According to the an Asian Development Bank (ADB) report presented at the Southeast Asia Development Symposium, 9.3 million jobs have disappeared.

The ADB’s “Southeast Asia Rising from the Pandemic” report says the Omicron variant could make matters worse. It predicts the variant could see the region’s economic growth slashed by as much as 0.8 percentage points in 2022.

The region’s economic output in 2022 is expected to remain more than 10 percent below the baseline no-Covid scenario, the report says.

This will most affect unskilled workers, those working in retail and the informal economy as well as small businesses without a digital presence.

“The pandemic has led to widespread unemployment, worsening inequality and rising poverty levels, especially among women, younger workers and the elderly in Southeast Asia,” ADB president Masatsugu Asakawa says.

“ADB will continue to work with policymakers as they seek to rebuild, improve national health systems and streamline domestic regulations to strengthen business competitiveness.

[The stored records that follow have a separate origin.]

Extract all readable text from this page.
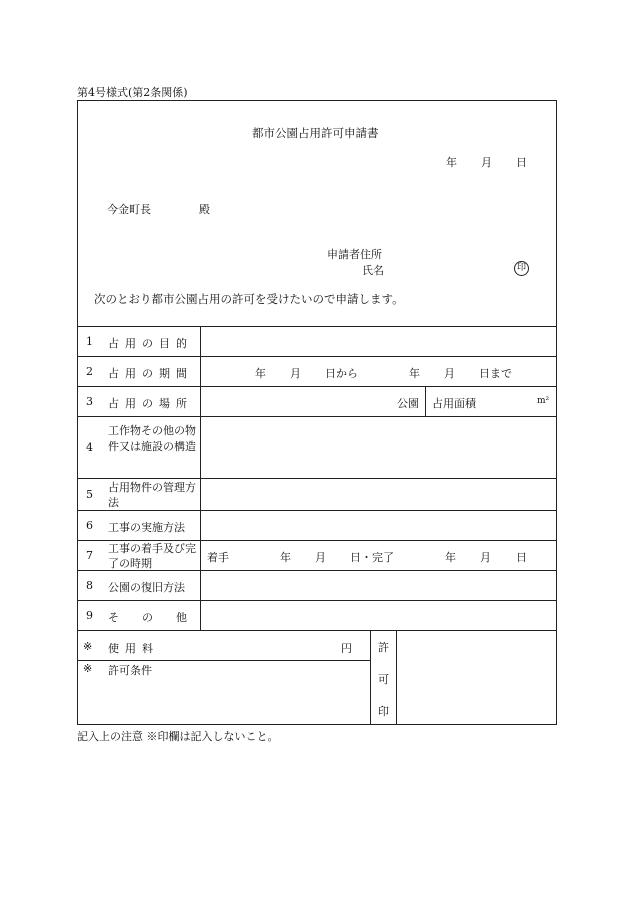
第4号様式(第2条関係)
都市公園占用許可申請書
年 月 日
今金町長	殿
申請者住所
氏名	印
次のとおり都市公園占用の許可を受けたいので申請します。
1 占用の目的
2 占用の期間	年 月 日から	年 月 日まで
3 占用の場所	公園 占用面積	m²
4
工作物その他の物件又は施設の構造
5
占用物件の管理方法
6 工事の実施方法
7
工事の着手及び完了の時期	着手	年 月 日・完了	年 月 日
8 公園の復旧方法
9 その他
※ 使用料	円
※ 許可条件
許
可
印
記入上の注意 ※印欄は記入しないこと。
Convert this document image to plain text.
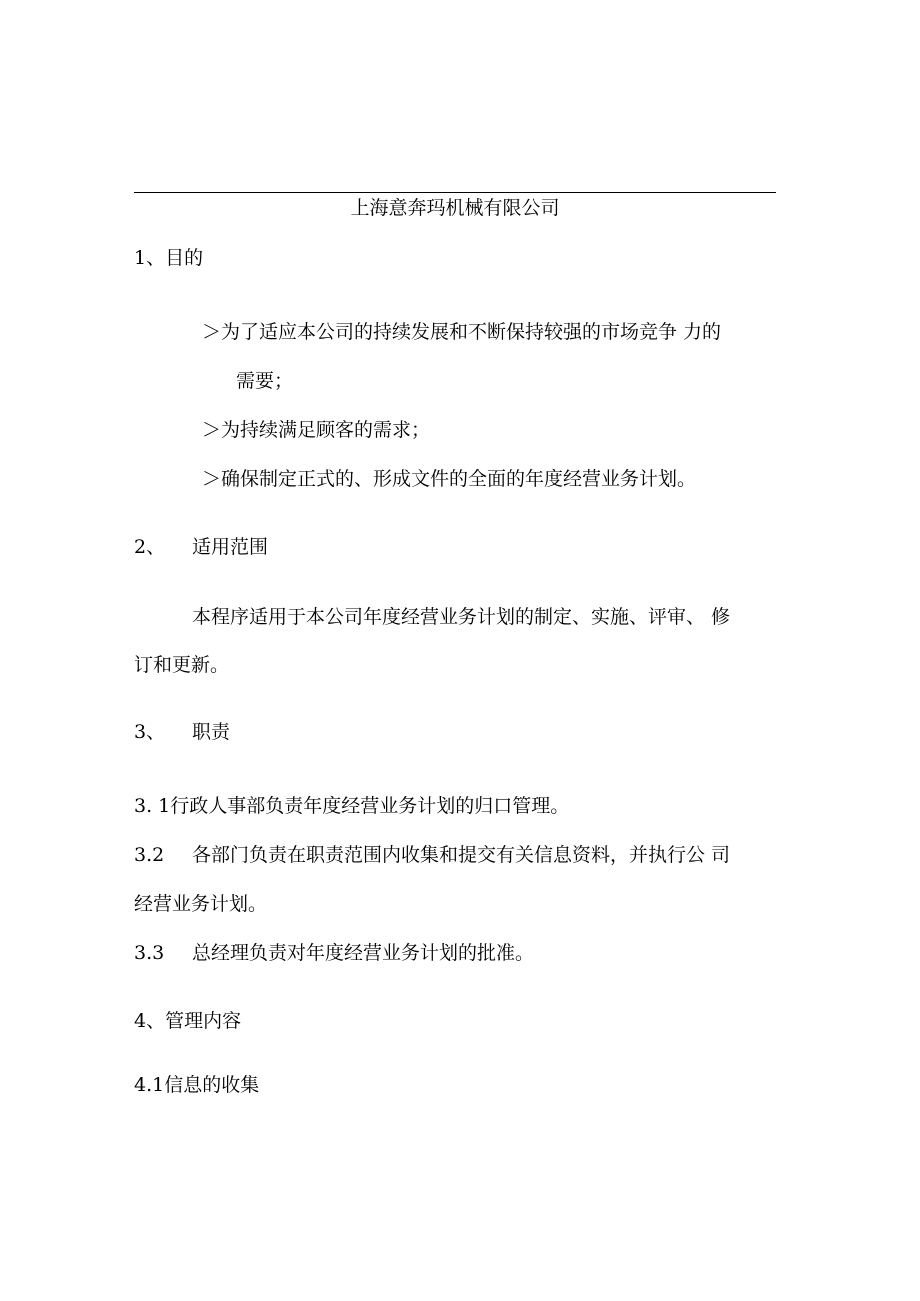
上海意奔玛机械有限公司
1、目的
＞为了适应本公司的持续发展和不断保持较强的市场竞争 力的
需要；
＞为持续满足顾客的需求；
＞确保制定正式的、形成文件的全面的年度经营业务计划。
2、 适用范围
本程序适用于本公司年度经营业务计划的制定、实施、评审、 修
订和更新。
3、 职责
3. 1行政人事部负责年度经营业务计划的归口管理。
3.2 各部门负责在职责范围内收集和提交有关信息资料，并执行公 司
经营业务计划。
3.3 总经理负责对年度经营业务计划的批准。
4、管理内容
4.1信息的收集
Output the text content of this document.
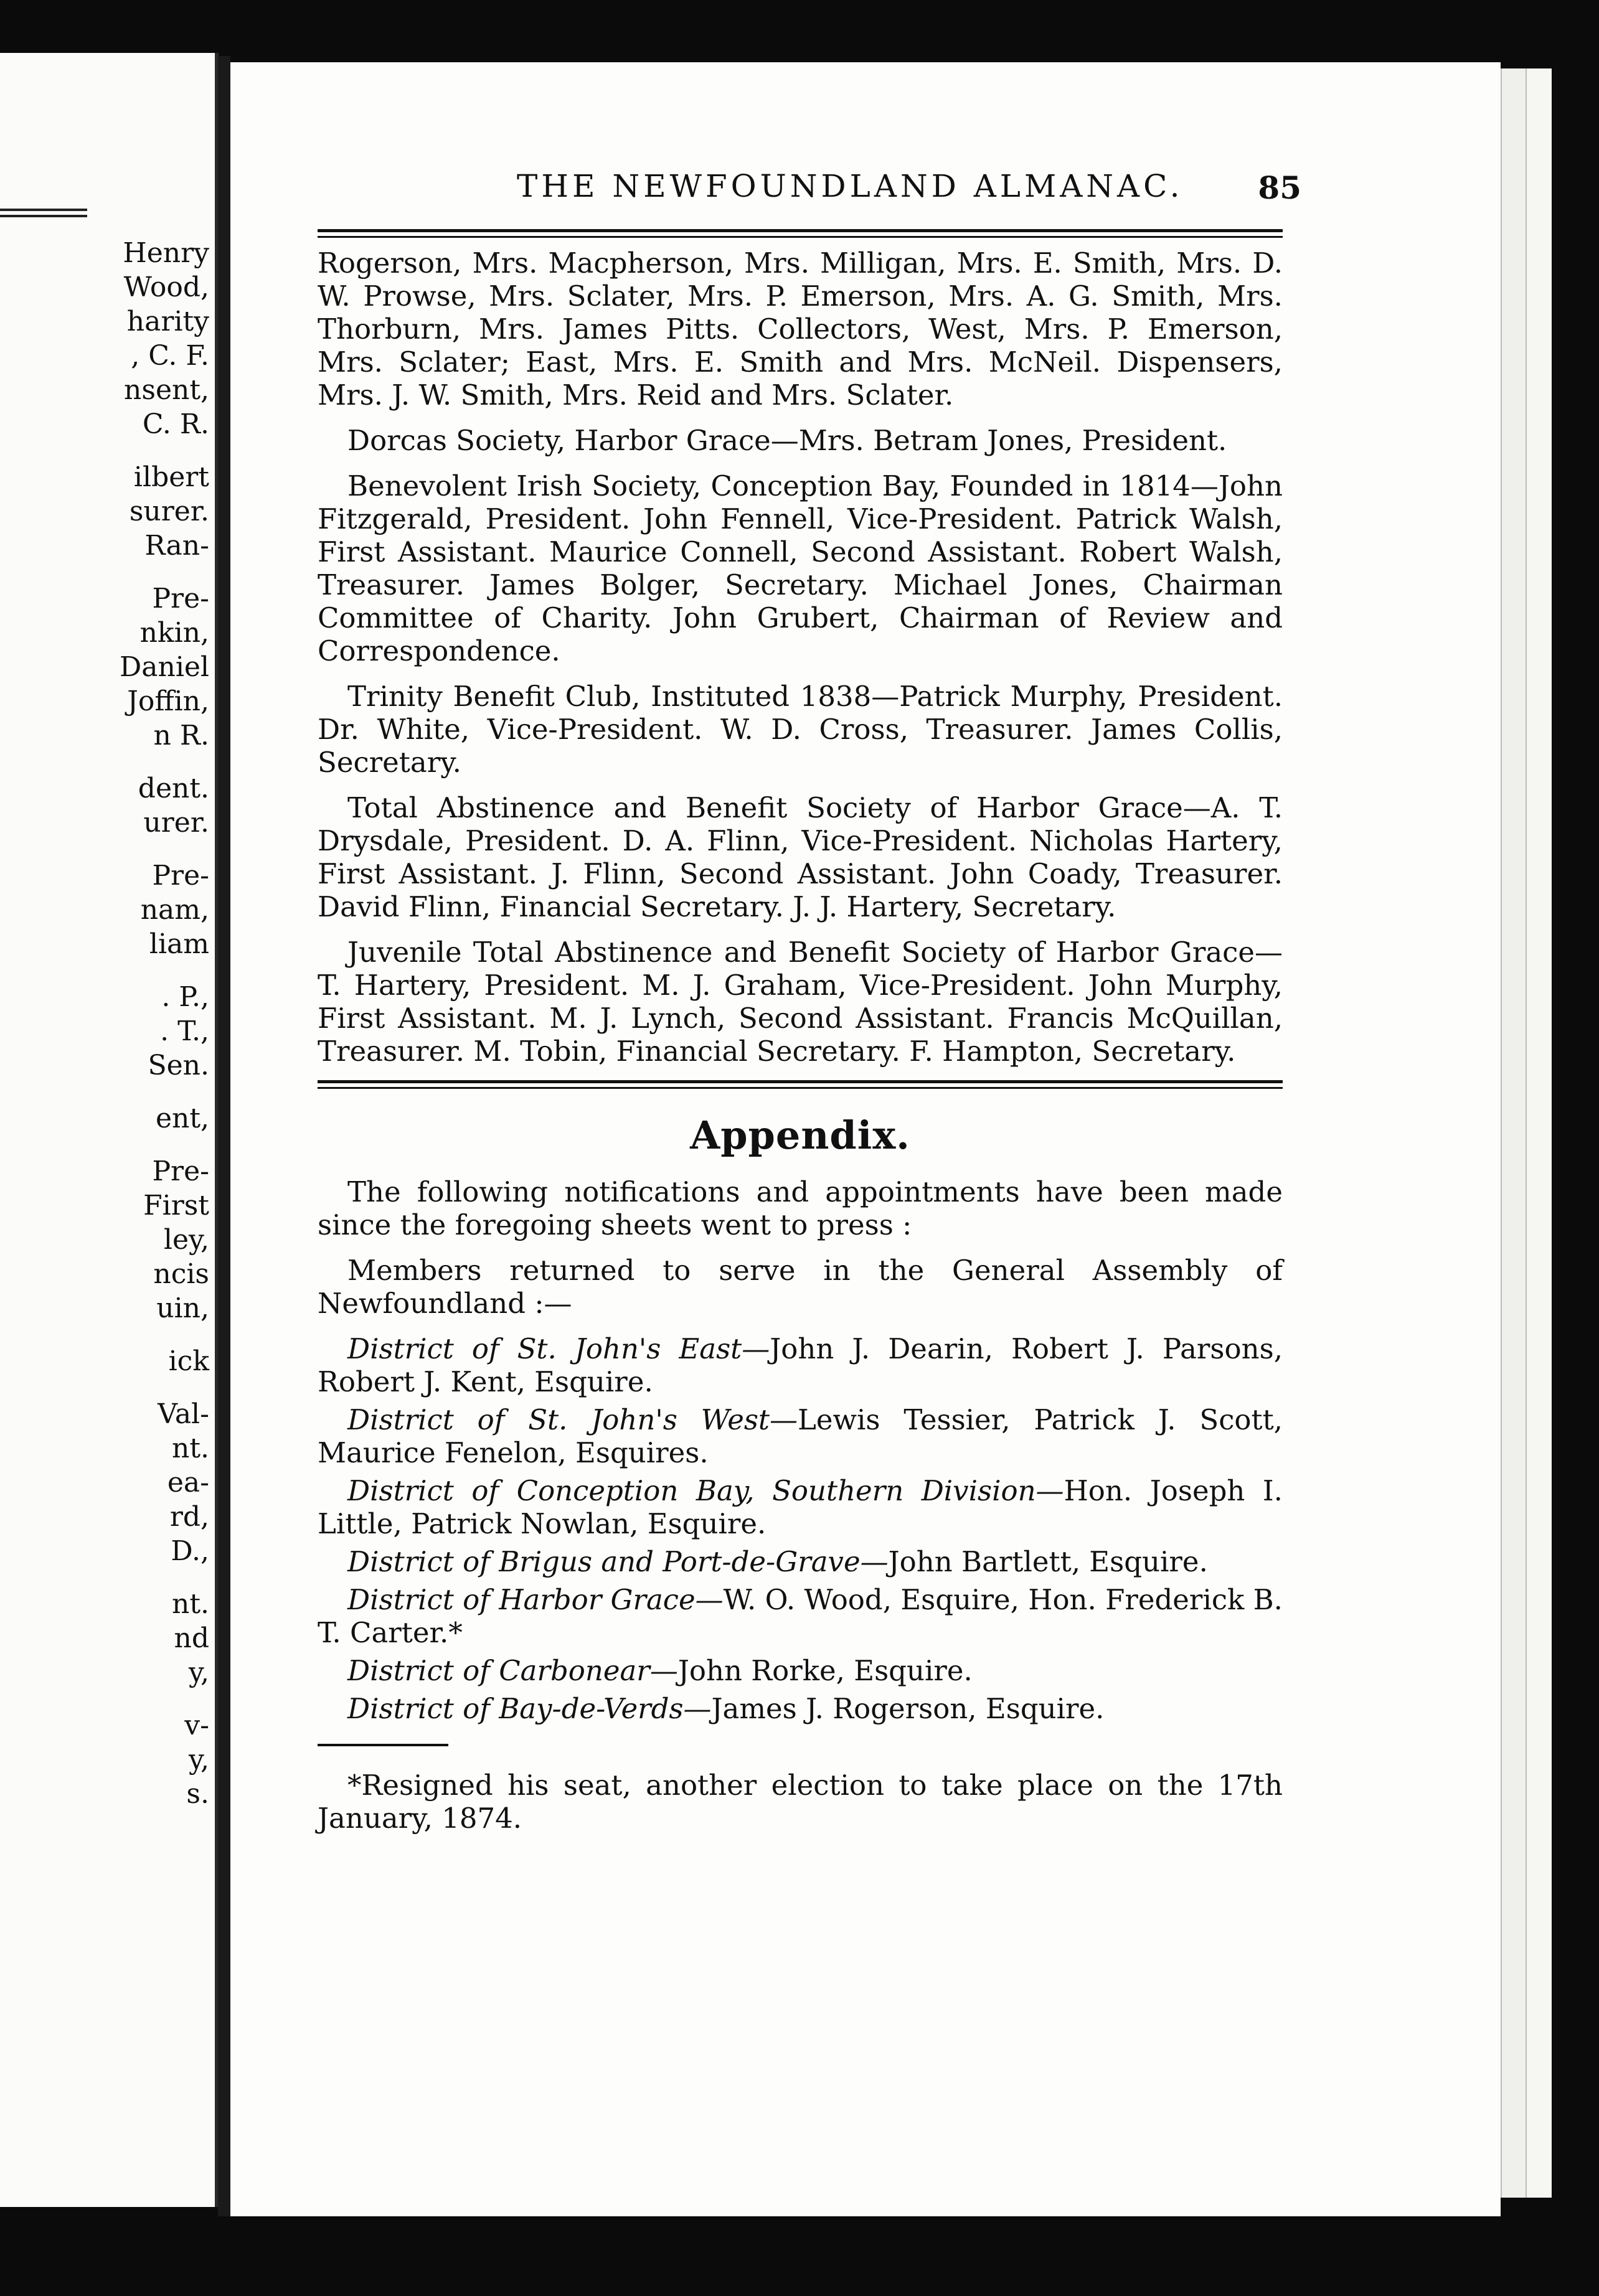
Henry
Wood,
harity
, C. F.
nsent,
C. R.
ilbert
surer.
Ran-
Pre-
nkin,
Daniel
Joffin,
n R.
dent.
urer.
Pre-
nam,
liam
. P.,
. T.,
Sen.
ent,
Pre-
First
ley,
ncis
uin,
ick
Val-
nt.
ea-
rd,
D.,
nt.
nd
y,
v-
y,
s.
THE NEWFOUNDLAND ALMANAC. 85

Rogerson, Mrs. Macpherson, Mrs. Milligan, Mrs. E. Smith, Mrs. D. W. Prowse, Mrs. Sclater, Mrs. P. Emerson, Mrs. A. G. Smith, Mrs. Thorburn, Mrs. James Pitts. Collectors, West, Mrs. P. Emerson, Mrs. Sclater; East, Mrs. E. Smith and Mrs. McNeil. Dispensers, Mrs. J. W. Smith, Mrs. Reid and Mrs. Sclater.

Dorcas Society, Harbor Grace—Mrs. Betram Jones, President.

Benevolent Irish Society, Conception Bay, Founded in 1814—John Fitzgerald, President. John Fennell, Vice-President. Patrick Walsh, First Assistant. Maurice Connell, Second Assistant. Robert Walsh, Treasurer. James Bolger, Secretary. Michael Jones, Chairman Committee of Charity. John Grubert, Chairman of Review and Correspondence.

Trinity Benefit Club, Instituted 1838—Patrick Murphy, President. Dr. White, Vice-President. W. D. Cross, Treasurer. James Collis, Secretary.

Total Abstinence and Benefit Society of Harbor Grace—A. T. Drysdale, President. D. A. Flinn, Vice-President. Nicholas Hartery, First Assistant. J. Flinn, Second Assistant. John Coady, Treasurer. David Flinn, Financial Secretary. J. J. Hartery, Secretary.

Juvenile Total Abstinence and Benefit Society of Harbor Grace—T. Hartery, President. M. J. Graham, Vice-President. John Murphy, First Assistant. M. J. Lynch, Second Assistant. Francis McQuillan, Treasurer. M. Tobin, Financial Secretary. F. Hampton, Secretary.

Appendix.

The following notifications and appointments have been made since the foregoing sheets went to press :

Members returned to serve in the General Assembly of Newfoundland :—

District of St. John's East—John J. Dearin, Robert J. Parsons, Robert J. Kent, Esquire.

District of St. John's West—Lewis Tessier, Patrick J. Scott, Maurice Fenelon, Esquires.

District of Conception Bay, Southern Division—Hon. Joseph I. Little, Patrick Nowlan, Esquire.

District of Brigus and Port-de-Grave—John Bartlett, Esquire.

District of Harbor Grace—W. O. Wood, Esquire, Hon. Frederick B. T. Carter.*

District of Carbonear—John Rorke, Esquire.

District of Bay-de-Verds—James J. Rogerson, Esquire.

*Resigned his seat, another election to take place on the 17th January, 1874.
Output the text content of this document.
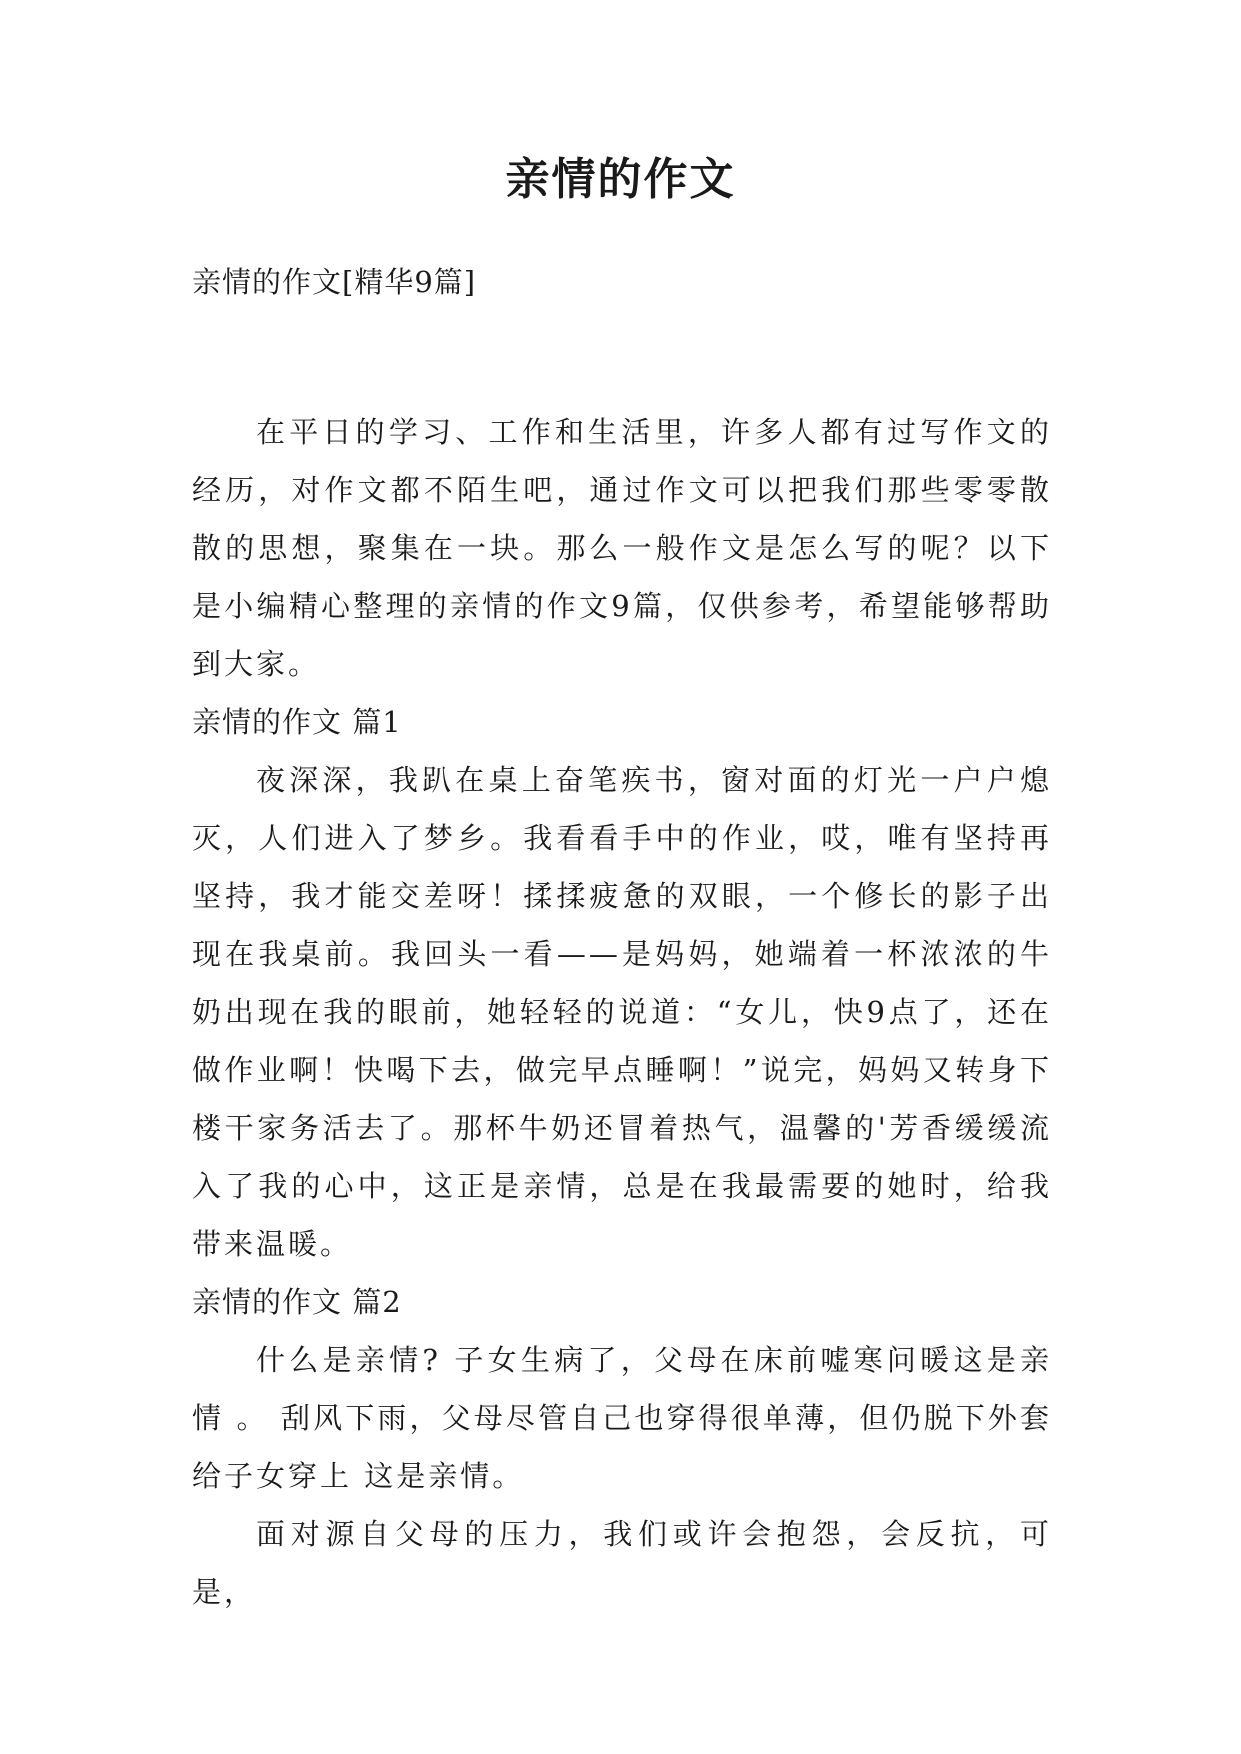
亲情的作文
亲情的作文[精华9篇]

在平日的学习、工作和生活里，许多人都有过写作文的经历，对作文都不陌生吧，通过作文可以把我们那些零零散散的思想，聚集在一块。那么一般作文是怎么写的呢？以下是小编精心整理的亲情的作文9篇，仅供参考，希望能够帮助到大家。

亲情的作文 篇1

夜深深，我趴在桌上奋笔疾书，窗对面的灯光一户户熄灭，人们进入了梦乡。我看看手中的作业，哎，唯有坚持再坚持，我才能交差呀！揉揉疲惫的双眼，一个修长的影子出现在我桌前。我回头一看——是妈妈，她端着一杯浓浓的牛奶出现在我的眼前，她轻轻的说道：“女儿，快9点了，还在做作业啊！快喝下去，做完早点睡啊！”说完，妈妈又转身下楼干家务活去了。那杯牛奶还冒着热气，温馨的'芳香缓缓流入了我的心中，这正是亲情，总是在我最需要的她时，给我带来温暖。

亲情的作文 篇2

什么是亲情? 子女生病了，父母在床前嘘寒问暖这是亲情 。 刮风下雨，父母尽管自己也穿得很单薄，但仍脱下外套给子女穿上 这是亲情。

面对源自父母的压力，我们或许会抱怨，会反抗，可是，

“We encourage Southeast Asian governments to invest in smart, green infrastructure and adopt technological innovations to reinvigorate economic growth.”

Two years after the pandemic began, growth prospects are brighter for economies with widespread technology adoption, resilient merchandise exports or rich natural resources, the report says.

It points to economies recovering across the region, with most countries seeing visits to retail and recreational areas rising by 161 percent in the two-year period ending 16 February.

At the same time, ADB admits the region faces “global headwinds, including emerging Covid-19 variants, the tightening of global interest rates, supply chain disruptions and higher commodity prices and inflation.”

So far 59 percent of the region’s population was fully vaccinated.

The ADB would like to see an improvement in this.

“Health investments can boost economic growth by increasing labour participation and productivity,” it said. “Southeast Asia’s economic growth could rise 1.5 percentage points if health spending in the region reaches about 5.0 percent of gross domestic product, compared with 3.0 percent in 2021.”

Some analysts say ADBs outlook seems overly optimistic.

“If you look at the figures and what individual governments have said, these numbers do appear on the low side,” says one analyst who declined to be named.

“Southeast Asia has a population of more than 650 million while Cambodia has a population of about 17 million, yet some of Cambodia’s projections were high compared with ADB numbers,” he says.

Last July the Cambodian government said six million Cambodians employed in the informal sector had lost or would lose their jobs due to the pandemic.